All'origine quindi dei fenomeni carsici vi è la circolazione dell'acqua nel sottosuolo. Uno dei maggiori problemi che in passato assillava i ricercatori, che studiavano la chimica dei processi carsici, era quello di spiegare l'esistenza di condotti carsici a grande profondità anche molto lontano dalle zone di ingresso delle acque circolanti. Il processo di scoglimento del calcare in acqua è infatti piuttosto rapido e quindi l'acqua dovrebbe raggiungere la saturazione dopo pochi metri di percorso sotterraneo soprattutto per le acque che si muovono, con moto lentissimo, nelle fessure dalle dimensioni sub-millimetriche, durante le prime fasi di sviluppo dei fenomeni carsici sotterranei.
A dare una risposta a questo interrogativo è stato Boegli che nel 1963 propose il meccanismo della
"corrosione per miscelazione". Il processo è molto semplice: due acque, contenenti quantità diverse di calcare in soluzione, quando si mescolano tra loro acquistano una percentuale in calcare sempre minore della soglia di precipitazione.
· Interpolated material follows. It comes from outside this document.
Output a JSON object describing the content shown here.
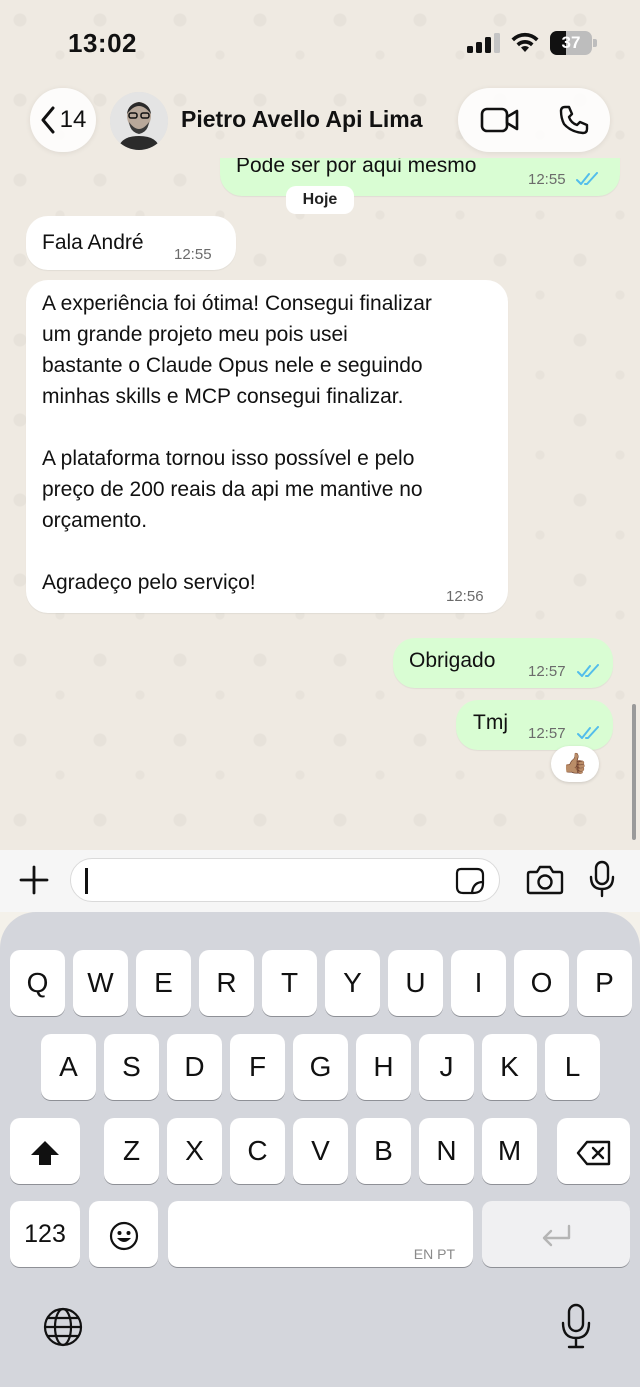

Comunque questa non è la sola spiegazione per questi fenomeni che talvolta sono di dimensioni enormi; ve ne sono altre come il fatto che la presenza di altre specie chimiche nell'acqua aumenti la solubilità del carbonato di calcio (per un aumento di forza ionica).
È ormai opinione comune comunque che le situazioni in cui si ha il massimo sviluppo di forme carsiche siano quelle in cui vengano in contatto acque con un diverso chimismo (cioè degli elementi chimici che sono sciolti in esse).
Nello schema accanto i quattro tipi principali di dolina: 1 di soluzione, 2 di crollo, 3 di subsidenza, e 4 cockpit.